3D & Blender · Fundamentals

What to elaborate in Blender — and what not

A practical checklist for the RAY-L workflow.

B1 and B2 explained the principle: Blender provides the deterministic structure, the AI handles the stochastic elaboration. But with the first real project comes a very practical question: what exactly do I build in Blender now — and what do I deliberately leave out?

This checklist answers that. It's distilled from B1, B2, and the Highland Cottage case study — as a direct decision aid for building your own scenes.

This belongs in Blender

Camera — position, height, focal length, angle of view. The single most important decision. It defines the composition and can't be corrected after the fact.

Basic geometry and proportions. Rooms, buildings, objects — at their actual scale and in the right spatial relationships to one another. ControlNet Canny extracts the edge structure from this.

Object placement. Exactly where the product, the piece of furniture, the figure stands. This position persists through every subsequent step.

Structural textures. Not for visual elaboration — but so ControlNet has something to detect. A tile pattern, a grout grid, a wood grain with its direction of lay. Surfaces without any texture give Canny nothing to work with.

Brand-identity-critical elements. Logos, typography, exact brand colors — anything that must not be left to AI interpretation.

Rough light direction. A single light source that roughly indicates where light and shadow should fall in the image. This indirectly influences what ControlNet reads as structure.

This doesn't belong in Blender

Fully elaborated materials. PBR shaders with roughness, reflectance, subsurface scattering — unnecessary effort for the RAY-L workflow. The AI supplies the material feel from its training.

Detailed lighting setups. Multiple light sources, precise intensities, color temperatures — all of this is interpreted by the AI from the prompt. A complete lighting setup costs time without showing up in the result.

Environmental details and props. Plants, props, background objects that aren't compositionally relevant. The case study shows: an entire cottage garden emerged without a single plant model in Blender.

Final renderings. No path tracing, no long render times, no post-processing. The Blender result is a tool for ControlNet — not a finished image.

Atmospheric effects. Fog, rain, light scattering, bokeh — anything that creates mood rather than structure. That's exactly where the AI is strongest.

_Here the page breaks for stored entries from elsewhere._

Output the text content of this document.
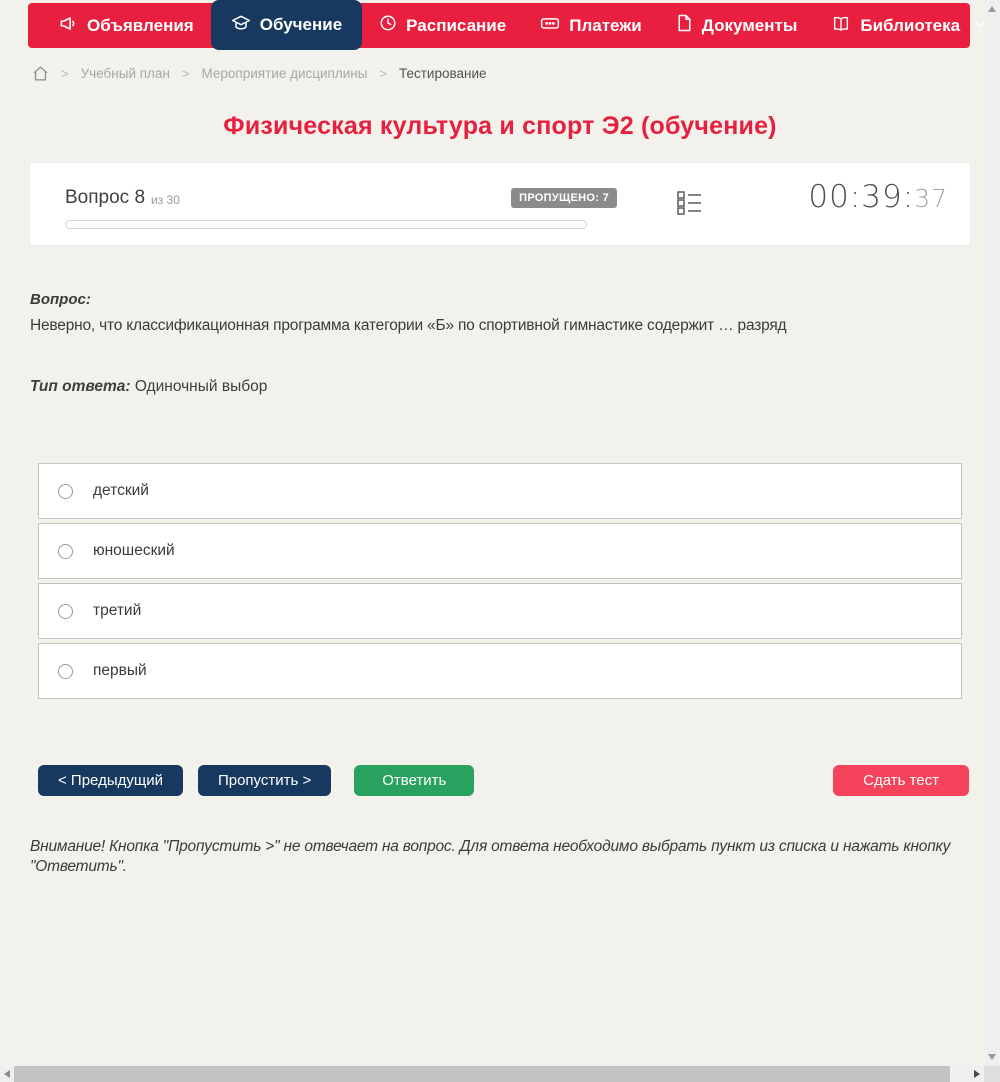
Объявления	Обучение	Расписание	Платежи	Документы	Библиотека
> Учебный план > Мероприятие дисциплины > Тестирование
Физическая культура и спорт Э2 (обучение)
Вопрос 8 из 30	ПРОПУЩЕНО: 7	00:39:37
Вопрос:
Неверно, что классификационная программа категории «Б» по спортивной гимнастике содержит … разряд
Тип ответа: Одиночный выбор
детский
юношеский
третий
первый
< Предыдущий	Пропустить >	Ответить	Сдать тест
Внимание! Кнопка "Пропустить >" не отвечает на вопрос. Для ответа необходимо выбрать пункт из списка и нажать кнопку "Ответить".
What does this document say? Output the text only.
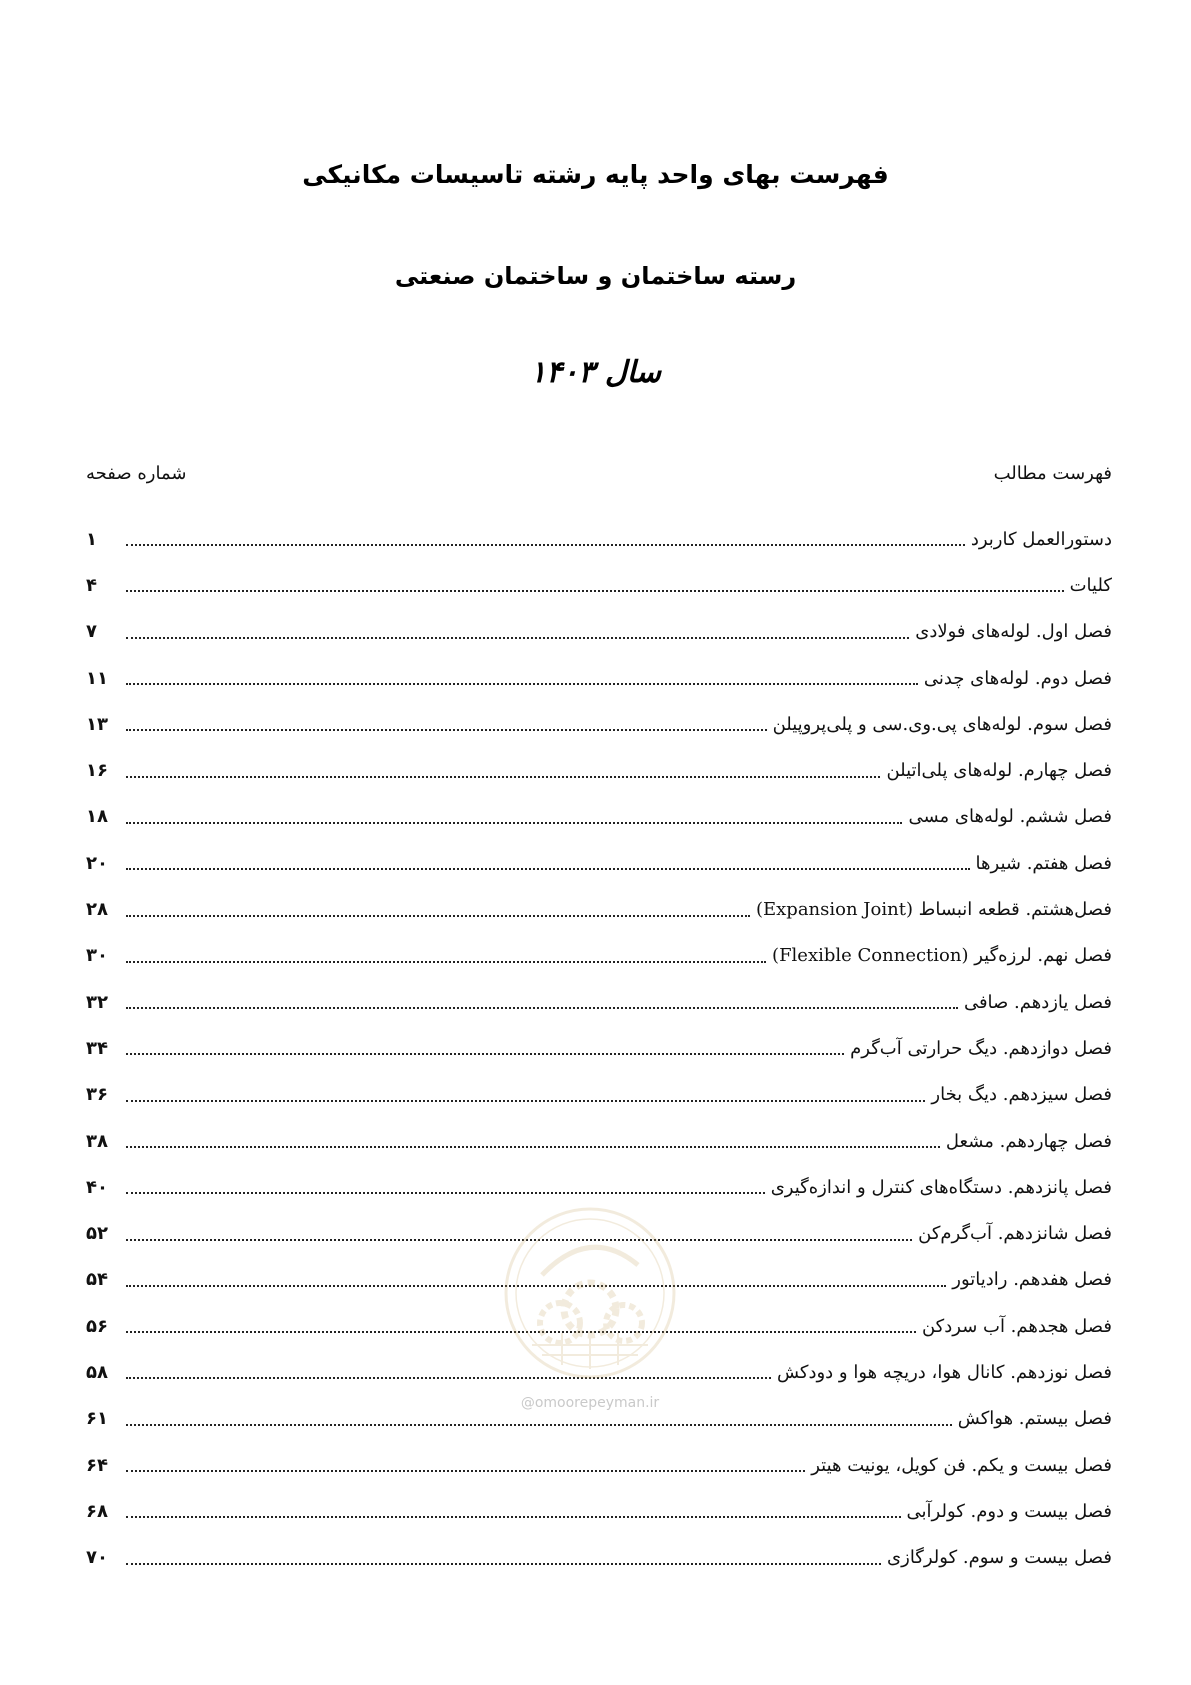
فهرست بهای واحد پایه رشته تاسیسات مکانیکی
رسته ساختمان و ساختمان صنعتی
سال ۱۴۰۳
فهرست مطالب
شماره صفحه
دستورالعمل کاربرد
۱
کلیات
۴
فصل اول. لوله‌های فولادی
۷
فصل دوم. لوله‌های چدنی
۱۱
فصل سوم. لوله‌های پی.وی.سی و پلی‌پروپیلن
۱۳
فصل چهارم. لوله‌های پلی‌اتیلن
۱۶
فصل ششم. لوله‌های مسی
۱۸
فصل هفتم. شیرها
۲۰
فصل‌هشتم. قطعه انبساط (Expansion Joint)
۲۸
فصل نهم. لرزه‌گیر (Flexible Connection)
۳۰
فصل یازدهم. صافی
۳۲
فصل دوازدهم. دیگ حرارتی آب‌گرم
۳۴
فصل سیزدهم. دیگ بخار
۳۶
فصل چهاردهم. مشعل
۳۸
فصل پانزدهم. دستگاه‌های کنترل و اندازه‌گیری
۴۰
فصل شانزدهم. آب‌گرم‌کن
۵۲
فصل هفدهم. رادیاتور
۵۴
فصل هجدهم. آب سردکن
۵۶
فصل نوزدهم. کانال هوا، دریچه هوا و دودکش
۵۸
فصل بیستم. هواکش
۶۱
فصل بیست و یکم. فن کویل، یونیت هیتر
۶۴
فصل بیست و دوم. کولرآبی
۶۸
فصل بیست و سوم. کولرگازی
۷۰
@omoorepeyman.ir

This is optional — depending on the project

Material cues for specific elements. When a material must be precisely defined — a particular parquet pattern, a branded fabric — it doesn't go fully into Blender, but as a reference image into the AI workflow.

Multiple cameras. Useful when different perspectives of the same scene should be tested before the first RAY-L pass starts.

Placeholder geometry for figures or people. If a person should appear in the image, ControlNet needs a rough figure — proportions and posture are enough, details are handled by the AI.

Practical sequence

  1. 01Set the camera. Before anything else. Test multiple variants if needed.
  2. 02Build the basic geometry. Rooms, objects, proportions — at final scale and position.
  3. 03Add structural textures. Wherever ControlNet needs information that can't be derived from geometry alone.
  4. 04Set a rough light source. One direction, no elaboration.
  5. 05Canny export and ControlNet pass. Only now does the AI enter the picture.
  6. 06Prepare reference images — if specific materials or a target mood need to be defined.

The short version

When you're unsure about an element, one question helps:

Would this element change if I repeated the same project tomorrow with different materials or a different mood?

If no — it belongs in Blender. It's part of the structure.

If yes — it belongs in the prompt or as a reference image. It's part of the interpretation.

That one question replaces most detail decisions.

One exception: mask-based outpainting

This checklist applies to the ControlNet Canny workflow — the entire scene is reinterpreted, with geometry providing only the structure.

For mask-based outpainting (planned for RAY-L v1.1+), the logic is partially reversed. When a product or packaging needs to be embedded in the scene as a fixed, unchangeable element, that exact element must be fully elaborated — with materials, textures, and lighting. A mask protects it from AI interpretation. Only the surroundings outside the mask are generated by the AI.

So the logic flips: not "what do I hand to the AI," but "what do I protect from it." Both workflows follow the same underlying principle — deliberate decisions about where control ends and interpretation begins — just by different means.